There weren’t many reasons to not include something new and interesting for someone. The opposite was true – more features meant more interested users.
Things changed. Quite a lot, in fact.
Leave Your Baggage at the Door
As it turns out, adding many complex pieces of code into something that is growing by accretion sometimes introduces unexpected results.
Take the Berkley Packet Filter (BPF) subsystem as an example. Initially conceived and proposed as a way to add new, tailor-made firewall implementations, it lets users add what amounts to basically any code and execute it in the Linux Kernel execution context. It has also been the source of dozens of vulnerabilities, some pretty serious ones, over the past few years. Given its purpose, it’s not totally unexpected.
Others are not so clear cut in the risks they introduce.
Let’s consider another example. Last year, the ksmbd subsystem was proposed and accepted into the Kernel. It’s somewhat similar to Samba (i.e., it enables the use of SMB file sharing directly, rather than relying on a separate piece of software). Ultimately, it should provide faster SMB transfer speeds by relying on shorter call stack depths (calling Kernel functions directly rather than through the Kernel ABI, like Samba). Knowing SMB’s history of vulnerabilities, worms, exploits, and other nasty stories could give some reason for concern, but into the Kernel it went, sponsored by Samsung. Of course, cybersecurity being what it is, just a couple of days ago it was publicly disclosed that a 10 (out of 10) risk vulnerability existed in ksmbd, as it exists in the Kernel 5.15 code base (used by Ubuntu 22.04, for example).
We’re not simply adding new functionality. We’re adding all the bugs and unexpected interactions between new and old code that are, unfortunately, only obvious in production systems.
A(nother) Lump of Coal for Christmas
So, just like last year’s infamous Log4j, the holiday season is fertile ground for the very dangerous vulnerabilities to sprout. Just like sysadmins and security teams struggled to grapple Log4j and patch it on time, this new ksmbd vulnerability is another patch-now-or-you’ll-be-hacked vulnerability. It’s remotely exploitable, easy to trigger, and gives full system access. So far, apparently a user has to be authenticated to a share to be able to trigger it – so there’s that for some good news, but it’s still pretty serious. “Patch now” is an understatement.

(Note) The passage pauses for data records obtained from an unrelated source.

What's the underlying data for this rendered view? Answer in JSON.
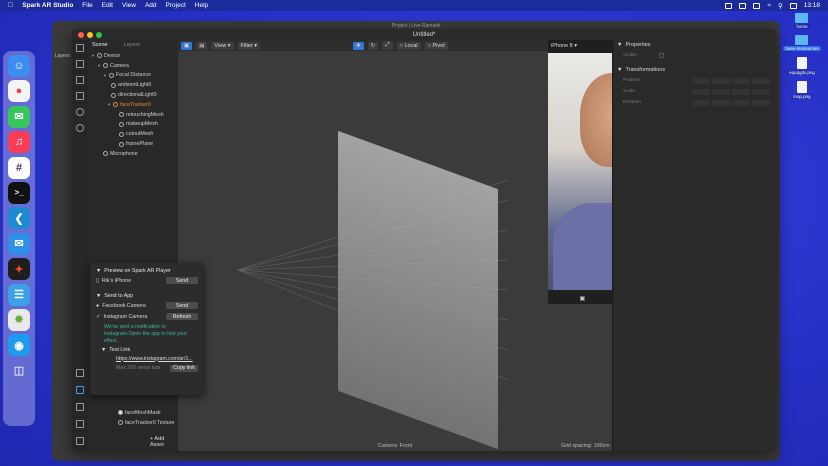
{
  "menubar": {
    "app": "Spark AR Studio",
    "items": [
      "File",
      "Edit",
      "View",
      "Add",
      "Project",
      "Help"
    ],
    "time": "13:18"
  },
  "background_window": {
    "title": "Project | Live Ramaxk",
    "side_label": "Layers"
  },
  "desktop_icons": [
    {
      "label": "home",
      "kind": "folder"
    },
    {
      "label": "base-ressources",
      "kind": "folder",
      "selected": true
    },
    {
      "label": "equipgtx.png",
      "kind": "file"
    },
    {
      "label": "loop.png",
      "kind": "file"
    }
  ],
  "window": {
    "title": "Untitled*"
  },
  "scene_panel": {
    "tabs": [
      "Scene",
      "Layers"
    ],
    "tree": [
      {
        "label": "Device",
        "depth": 0,
        "icon": "device-icon"
      },
      {
        "label": "Camera",
        "depth": 1,
        "icon": "camera-icon"
      },
      {
        "label": "Focal Distance",
        "depth": 2,
        "icon": "focal-icon"
      },
      {
        "label": "ambientLight0",
        "depth": 3,
        "icon": "light-icon"
      },
      {
        "label": "directionalLight0",
        "depth": 3,
        "icon": "light-icon"
      },
      {
        "label": "faceTracker0",
        "depth": 3,
        "icon": "face-tracker-icon",
        "highlight": true
      },
      {
        "label": "retouchingMesh",
        "depth": 4,
        "icon": "mesh-icon"
      },
      {
        "label": "makeupMesh",
        "depth": 4,
        "icon": "mesh-icon"
      },
      {
        "label": "cutoutMesh",
        "depth": 4,
        "icon": "mesh-icon"
      },
      {
        "label": "framePlane",
        "depth": 4,
        "icon": "plane-icon"
      },
      {
        "label": "Microphone",
        "depth": 1,
        "icon": "microphone-icon"
      }
    ],
    "assets": [
      "faceMeshMask",
      "faceTracker0 Texture"
    ],
    "add_asset": "+ Add Asset"
  },
  "viewport": {
    "toolbar": {
      "view": "View",
      "filter": "Filter",
      "local": "Local",
      "pivot": "Pivot"
    },
    "footer_camera": "Camera: Front",
    "footer_grid": "Grid spacing: 100cm"
  },
  "phone_preview": {
    "device": "iPhone 8"
  },
  "properties": {
    "title": "Properties",
    "visible_label": "Visible",
    "transformations_title": "Transformations",
    "rows": [
      "Position",
      "Scale",
      "Rotation"
    ]
  },
  "preview_popup": {
    "title": "Preview on Spark AR Player",
    "device_name": "Rik's iPhone",
    "device_button": "Send",
    "send_title": "Send to App",
    "apps": [
      {
        "label": "Facebook Camera",
        "button": "Send",
        "checked": false
      },
      {
        "label": "Instagram Camera",
        "button": "Refresh",
        "checked": true
      }
    ],
    "notice": "We've sent a notification to Instagram.Open the app to test your effect.",
    "test_link_title": "Test Link",
    "link": "https://www.instagram.com/ar/1...",
    "max_views": "Max 200 views tota",
    "copy_button": "Copy link"
  }
}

Also, what is it with new vulnerabilities coming out when IT teams are running skeleton crews and are slower to react? Oh, wait…
Root Cause Considerations
This is not a hit piece on specific subsystems. It’s not even criticism of the Kernel itself or its development process – it’s undeniable success is obvious. But, and there’s always a “but,” maybe new subsystems should remain in testing for longer. Or, when similar functionality is already achievable in Userspace, maybe Kernel inclusion should not be accepted at all. Everyone always has a compelling story behind a request, and it’s always the “next best thing” since sliced bread. The proverbial devil is, in this case, in the (implementation) details.
Just like the security landscape is getting more and more dangerous, maybe it’s time to tighten the requirements for accepting new systems. After all, there are only so many eyeballs available to keep an eye on things.
There are hundreds of thousands of lines of code in the Kernel, and it’s not possible to account for all the weirdly beautiful interactions between the very new code and all the old cringe-worthy parts still remaining from the early days. Who can vouch that a new filesystem being added won’t blow a fuse when used in a system with a scheduler that is hardly ever used? Are the test suites that good to account for it? Or is that simply another surprise waiting to hit IT teams in coming holiday seasons?
I, for one, would like to be able to enjoy my eggnog instead of worrying about hackers in my systems during Christmas.